Na nota, a APOINME relata que a menina sofreu ataques racistas por vários dias por colegas que estudam na mesma sala de aula no Sesc – Centro Educacional Para A Vida, Aracruz.
“A mãe da criança ao ir buscá-la na escola por volta de 11h30 da manhã desta última quarta-feira (15), se deparou com sua filha chorando muito, e mesmo aos prantos disse à mãe que a sua professora queria conversar com ela.

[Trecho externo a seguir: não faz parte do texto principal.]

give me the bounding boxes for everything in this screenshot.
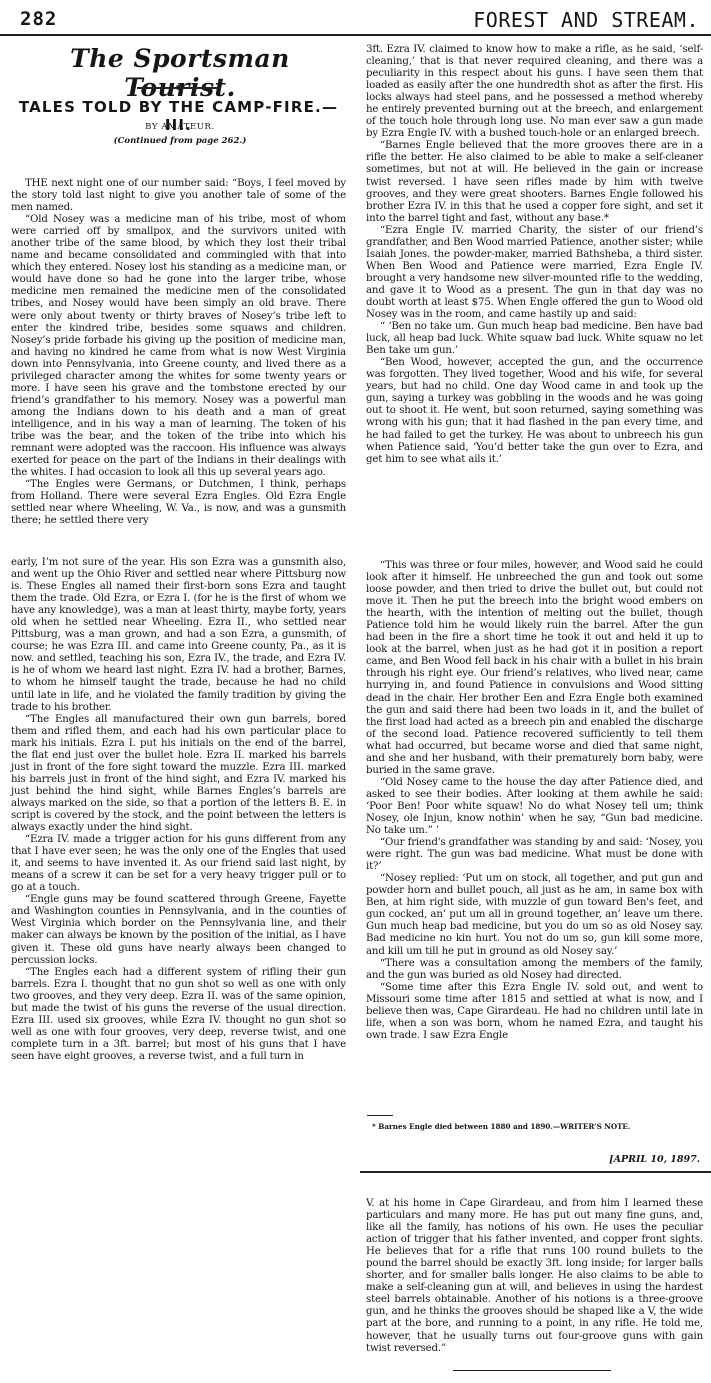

Então foi quando a mãe se encontrou com a professora que relatou os fatos dizendo que as alunas da sala zombavam dela, causando um grande trauma a criança Tupiniquim, pois desde que ela se apresentou na escola dizendo que era indígena e morava na aldeia, começou a ser alvo de comentários racistas”,
diz trecho na nota.
A Articulação ressalta que “quando se conhece a origem social das desigualdades, entendemos as reivindicações históricas dos povos indígenas, pois só assim os não-indígenas poderão entender a importância de discutir o racismo a partir do seu lugar social e como ele foi construído historicamente na sociedade“.

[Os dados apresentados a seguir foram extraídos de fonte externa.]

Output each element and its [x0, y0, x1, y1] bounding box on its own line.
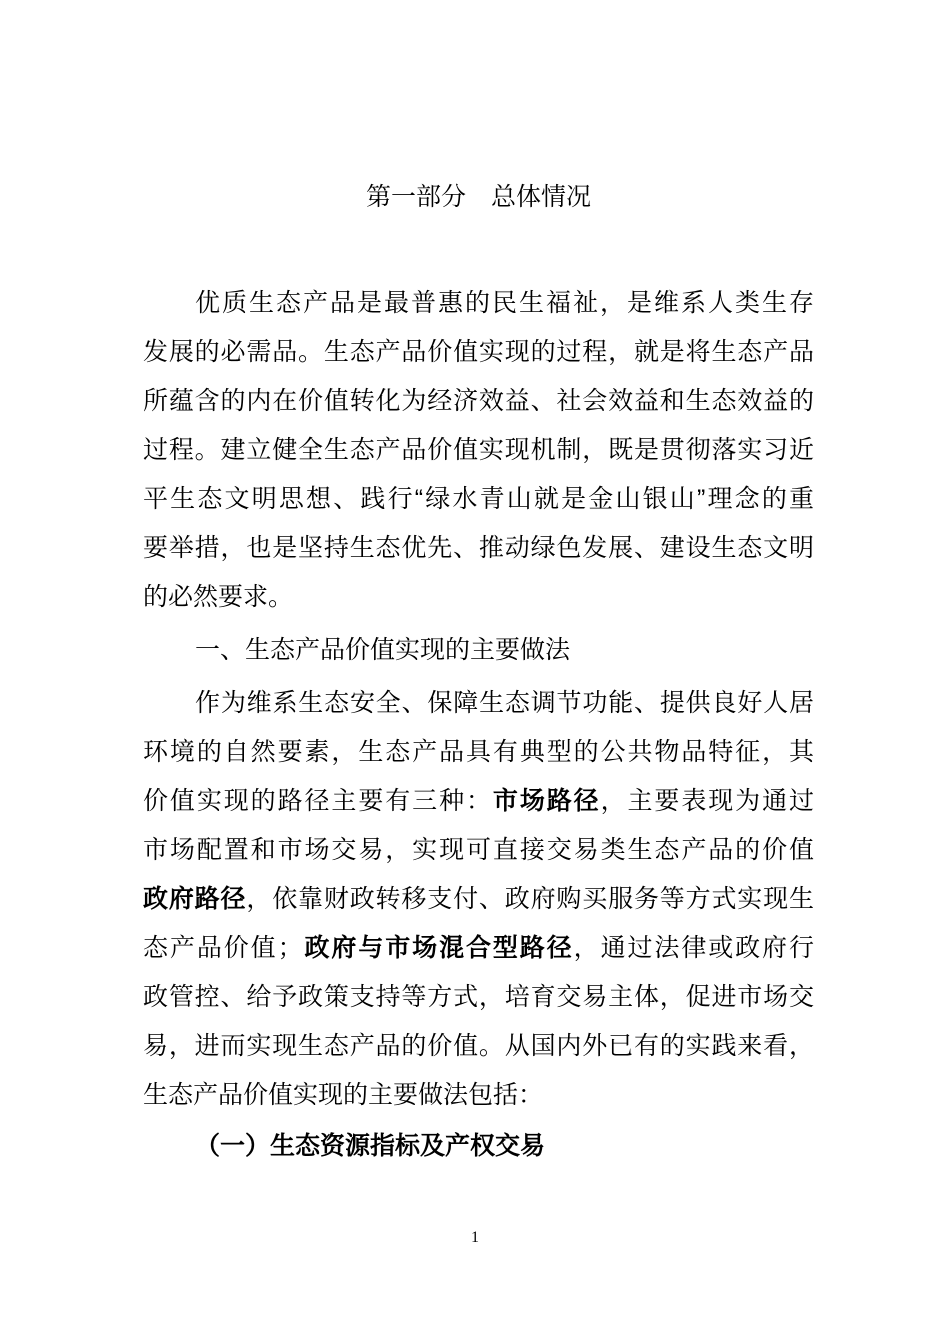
- text-run: 易，进而实现生态产品的价值。从国内外已有的实践来看，: [143, 1032, 814, 1060]
- heading-subsection-1: （一）生态资源指标及产权交易: [143, 1122, 814, 1171]
- text-line: 政管控、给予政策支持等方式，培育交易主体，促进市场交: [143, 973, 814, 1022]
- text-line: 作为维系生态安全、保障生态调节功能、提供良好人居: [143, 679, 814, 728]
- document-page: 第一部分 总体情况 优质生态产品是最普惠的民生福祉，是维系人类生存发展的必需品。…: [0, 0, 950, 1344]
- document-title: 第一部分 总体情况: [143, 173, 814, 221]
- text-line: 所蕴含的内在价值转化为经济效益、社会效益和生态效益的: [143, 377, 814, 426]
- text-run: 作为维系生态安全、保障生态调节功能、提供良好人居: [195, 689, 814, 717]
- text-run: 平生态文明思想、践行“绿水青山就是金山银山”理念的重: [143, 485, 814, 513]
- heading-section-1: 一、生态产品价值实现的主要做法: [143, 626, 814, 675]
- text-run: 生态产品价值实现的主要做法包括：: [143, 1081, 543, 1109]
- document-body: 优质生态产品是最普惠的民生福祉，是维系人类生存发展的必需品。生态产品价值实现的过…: [143, 279, 814, 1171]
- text-line: 易，进而实现生态产品的价值。从国内外已有的实践来看，: [143, 1022, 814, 1071]
- text-run-bold: 政府路径: [143, 885, 246, 913]
- text-run: ，依靠财政转移支付、政府购买服务等方式实现生: [246, 885, 814, 913]
- text-line: 发展的必需品。生态产品价值实现的过程，就是将生态产品: [143, 328, 814, 377]
- text-run-bold: （一）生态资源指标及产权交易: [195, 1132, 545, 1160]
- text-line: 过程。建立健全生态产品价值实现机制，既是贯彻落实习近: [143, 426, 814, 475]
- paragraph-pathways: 作为维系生态安全、保障生态调节功能、提供良好人居环境的自然要素，生态产品具有典型…: [143, 679, 814, 1120]
- text-run: 市场配置和市场交易，实现可直接交易类生态产品的价值: [143, 836, 814, 864]
- text-run: 价值实现的路径主要有三种：: [143, 787, 493, 815]
- paragraph-intro: 优质生态产品是最普惠的民生福祉，是维系人类生存发展的必需品。生态产品价值实现的过…: [143, 279, 814, 622]
- text-line: 要举措，也是坚持生态优先、推动绿色发展、建设生态文明: [143, 524, 814, 573]
- text-run: 环境的自然要素，生态产品具有典型的公共物品特征，其: [143, 738, 814, 766]
- text-run: ，通过法律或政府行: [574, 934, 814, 962]
- text-line: 优质生态产品是最普惠的民生福祉，是维系人类生存: [143, 279, 814, 328]
- text-run: 态产品价值；: [143, 934, 303, 962]
- text-run: 所蕴含的内在价值转化为经济效益、社会效益和生态效益的: [143, 387, 814, 415]
- text-line: 态产品价值；政府与市场混合型路径，通过法律或政府行: [143, 924, 814, 973]
- text-run: ，主要表现为通过: [601, 787, 814, 815]
- heading-line: （一）生态资源指标及产权交易: [143, 1122, 814, 1171]
- text-run-bold: 政府与市场混合型路径: [303, 934, 574, 962]
- text-run: 过程。建立健全生态产品价值实现机制，既是贯彻落实习近: [143, 436, 814, 464]
- text-run: 发展的必需品。生态产品价值实现的过程，就是将生态产品: [143, 338, 814, 366]
- heading-line: 一、生态产品价值实现的主要做法: [143, 626, 814, 675]
- text-run: 一、生态产品价值实现的主要做法: [195, 636, 570, 664]
- text-line: 环境的自然要素，生态产品具有典型的公共物品特征，其: [143, 728, 814, 777]
- text-line: 市场配置和市场交易，实现可直接交易类生态产品的价值: [143, 826, 814, 875]
- text-run: 优质生态产品是最普惠的民生福祉，是维系人类生存: [195, 289, 814, 317]
- text-line: 生态产品价值实现的主要做法包括：: [143, 1071, 814, 1120]
- text-line: 的必然要求。: [143, 573, 814, 622]
- text-line: 平生态文明思想、践行“绿水青山就是金山银山”理念的重: [143, 475, 814, 524]
- text-run-bold: 市场路径: [493, 787, 601, 815]
- page-number: 1: [0, 1228, 950, 1248]
- text-run: 要举措，也是坚持生态优先、推动绿色发展、建设生态文明: [143, 534, 814, 562]
- text-line: 价值实现的路径主要有三种：市场路径，主要表现为通过: [143, 777, 814, 826]
- text-run: 政管控、给予政策支持等方式，培育交易主体，促进市场交: [143, 983, 814, 1011]
- text-run: 的必然要求。: [143, 583, 293, 611]
- text-line: 政府路径，依靠财政转移支付、政府购买服务等方式实现生: [143, 875, 814, 924]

Outro fator apontado que envolve o racismo anti-indígena, é o apagamento das populações tradicionais, que por muitos anos foi um projeto político de Estado e que permanece no imaginário de muitos brasileiros, e também do pensamento de que indígenas são selvagens e atrasados.
“O imaginário sobre os povos indígenas e o processo para nossa desumanização foi e é alimentado na educação e nas mídias. Então a população não-indígena tem uma visão estereotipada e racista sobre a gente e quando se deparara com as nossas diferentes vivências, características, línguas e costumes ficam surpresas e alguns chegam a até questionar a nossa identidade”,
afirma Sarmento.
Para a jovem, ser indígena, mulher e viver em contexto urbano é já esperar sofrer algum tipo de preconceito.
“As pessoas acham que só porque deixamos nosso território e passamos a viver em contexto urbano, deixamos de ser indígena. Ou que como indígenas não temos nossas subjetividades e direito à cidade, onde somos alvos de racismo pois se surpreendem com a gente ocupando os espaços e preservando a nossa cultura e identidade”,
explica.
Os movimentos indígenas nos últimos anos vêm se organizando politicamente para combater o racismo anti-indígena seja ocupando os espaços digitais levando a visão do racismo por suas perspectivas ou na ocupação política para deixar no passado o histórico de exclusão enquanto porta-vozes de seus interesses e da sub-representação nos parlamentos.
A assistente social finaliza afirmando que é importante frisar que os povos indígenas são diversos e estão espalhados em todo o Brasil e em diversos contextos.
O futuro é indígena e como bem disse Ailton Krenak: “Enquanto tiver gente por aqui (Brasil), nós (indígenas) estaremos aqui”.